Que représente la French Tech pour vous ?

Kat Borlongan : Aujourd’hui, le contexte de la French Tech est complètement nouveau, l’écosystème a énormément évolué depuis le lancement de la politique publique fin 2013, avec un nouveau gouvernement, une nouvelle mission.  La French Tech a été créée à un moment où le sujet start-up était une niche. La Mission French Tech qui pilotait ce sujet à Bercy était une "task force". Dans 5, 6, 7, 8 ou 10 ans,  l’idée est que ce sujet ne soit plus du tout spécialisé et soit réabsorbé par plusieurs ministères comme n’importe quelle équipe d’innovation ou digitale. Ce sont les évolutions normales. Cela a un impact sur mon mandat. C’est le mandat de la transition. On passe de l’idée de favoriser la création et l’émergence de start-up à leur envol et leur internationalisation. Aujourd’hui, on parle de scale-up créatrices d’emplois : c’est une nouvelle force à la fois pour l’économie et aussi d’une certaine manière pour la société parce que, qu’on le veuille ou pas, elles changent beaucoup de nos habitudes…
 

Pourquoi avoir accepté la mission de Directrice de la Mission French Tech ?

K. B : Il ne s’agit pas de juste reprendre la Mission French Tech. J’ai accepté le job pour plusieurs raisons. La première, c’est que le sujet start-up est encore relativement niche et c’est dommage parce que son impact sur l’économie et la société française est énorme. C’est un sujet atypique qui nécessite une approche atypique, différente des organisations traditionnelles. Et c’est aussi en quelque sorte une fierté d’immigrée. Le mandat est important maintenant car il y a une fenêtre de tir intéressante à un moment où la Silicon Valley est celle de Trump et à l’heure du Brexit. On a, en France, à la tête de l’Etat, un leader charismatique aux yeux des gens de la tech partout dans le monde et on a un potentiel d’attractivité énorme.
L’autre tournant intéressant, c’est qu’on a beaucoup soutenu la croissance des start-up… mais on commence à se poser des questions sur la diversité, l’inclusion et l’éthique dans la tech. Il faut qu’on soit plus rapide à traiter ces sujets.

J’avais lu un article où il était écrit "Elle coche toutes les cases"… Bon quand même, ce n‘est pas un casting.

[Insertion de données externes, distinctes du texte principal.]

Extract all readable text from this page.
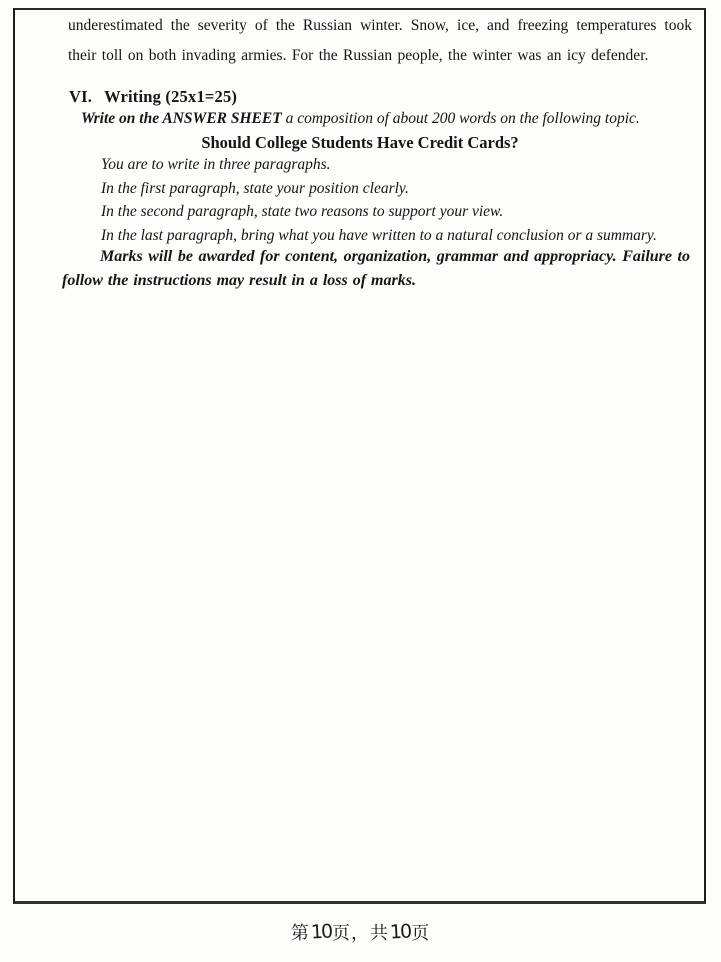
underestimated the severity of the Russian winter. Snow, ice, and freezing temperatures took their toll on both invading armies. For the Russian people, the winter was an icy defender.

VI. Writing (25x1=25)

Write on the ANSWER SHEET a composition of about 200 words on the following topic.

Should College Students Have Credit Cards?

You are to write in three paragraphs.
In the first paragraph, state your position clearly.
In the second paragraph, state two reasons to support your view.
In the last paragraph, bring what you have written to a natural conclusion or a summary.

Marks will be awarded for content, organization, grammar and appropriacy. Failure to follow the instructions may result in a loss of marks.

第10页，共10页
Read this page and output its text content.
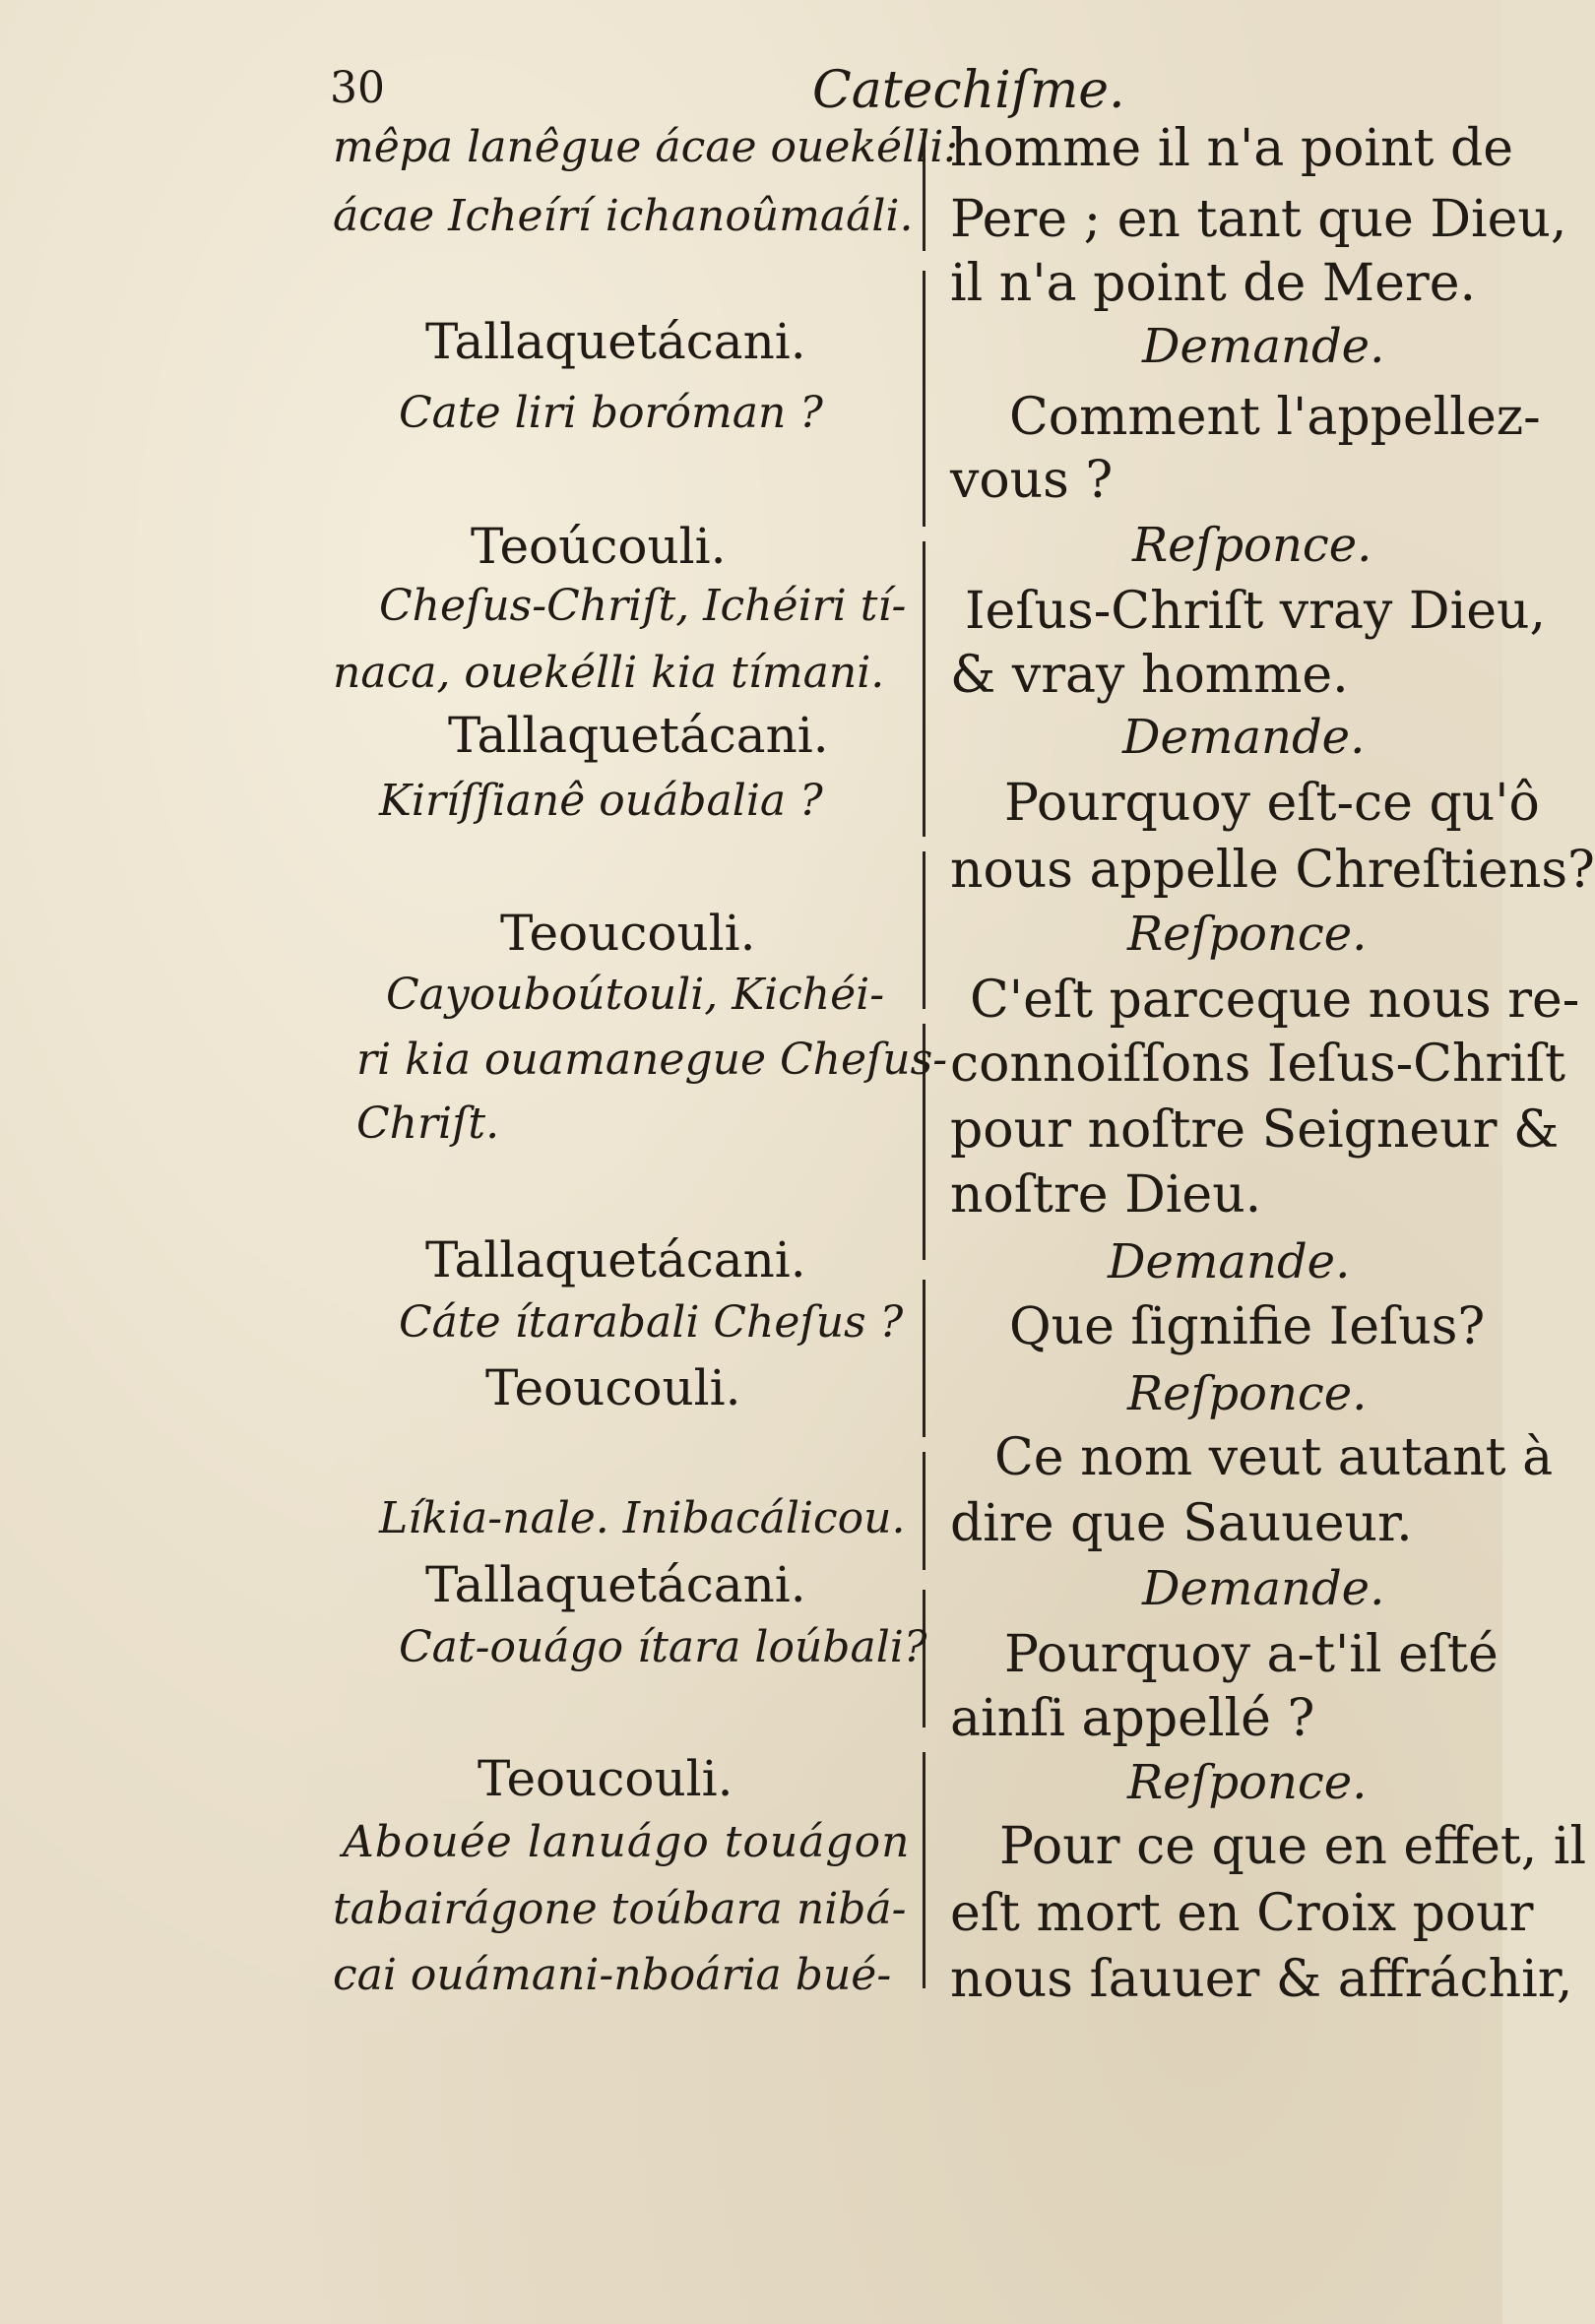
30	Catechiſme.
mêpa lanêgue ácae ouekélli:
ácae Icheírí ichanoûmaáli.
Tallaquetácani.
Cate liri boróman ?
Teoúcouli.
Cheſus-Chriſt, Ichéiri tí-
naca, ouekélli kia tímani.
Tallaquetácani.
Kiríſſianê ouábalia ?
Teoucouli.
Cayouboútouli, Kichéi-
ri kia ouamanegue Cheſus-
Chriſt.
Tallaquetácani.
Cáte ítarabali Cheſus ?
Teoucouli.
Líkia-nale. Inibacálicou.
Tallaquetácani.
Cat-ouágo ítara loúbali?
Teoucouli.
Abouée lanuágo touágon
tabairágone toúbara nibá-
cai ouámani-nboária bué-
homme il n'a point de
Pere ; en tant que Dieu,
il n'a point de Mere.
Demande.
Comment l'appellez-
vous ?
Reſponce.
Ieſus-Chriſt vray Dieu,
& vray homme.
Demande.
Pourquoy eſt-ce qu'ô
nous appelle Chreſtiens?
Reſponce.
C'eſt parceque nous re-
connoiſſons Ieſus-Chriſt
pour noſtre Seigneur &
noſtre Dieu.
Demande.
Que ſignifie Ieſus?
Reſponce.
Ce nom veut autant à
dire que Sauueur.
Demande.
Pourquoy a-t'il eſté
ainſi appellé ?
Reſponce.
Pour ce que en effet, il
eſt mort en Croix pour
nous ſauuer & affráchir,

Le fait que vous soyez immigrée, diplômée, jeune et une femme peut alimenter les rumeurs et passer pour un choix "calculé"…

Le style de Kat Borlongan

Par rapport à votre background, que pensez-vous pouvoir apporter à la French Tech ?
Je suis une fille d’entre-monde. Toute mon identité et toute ma carrière ont été construites sur le croisement de deux mondes différents. Quand on parle de multiculturalisme, cela ne touche pas que les pays, cela concerne aussi le gouvernement, les écosystèmes, les thématiques…  je suis très à l’aise sur ces sujets. Ma spécialisation professionnelle, ce sont les équipes non traditionnelles avec des frontières complètement floues, qui sont en train d’opérer dans des zones d’incertitudes les plus totales, sur des choses qu’on a jamais faites avant. Là où je m’éclate le plus, c’est quand je suis dans une situation professionnelle où j’ai l’opportunité d’être un peu pionnière. C’est un peu ce qu’on est en train de faire là. Il n’y pas de manuel. La Mission French Tech, ce n’est pas mon bébé, je suis plus attachée à ce que ça fonctionne, plus qu’à certains aspects qui font partie de sa fondation.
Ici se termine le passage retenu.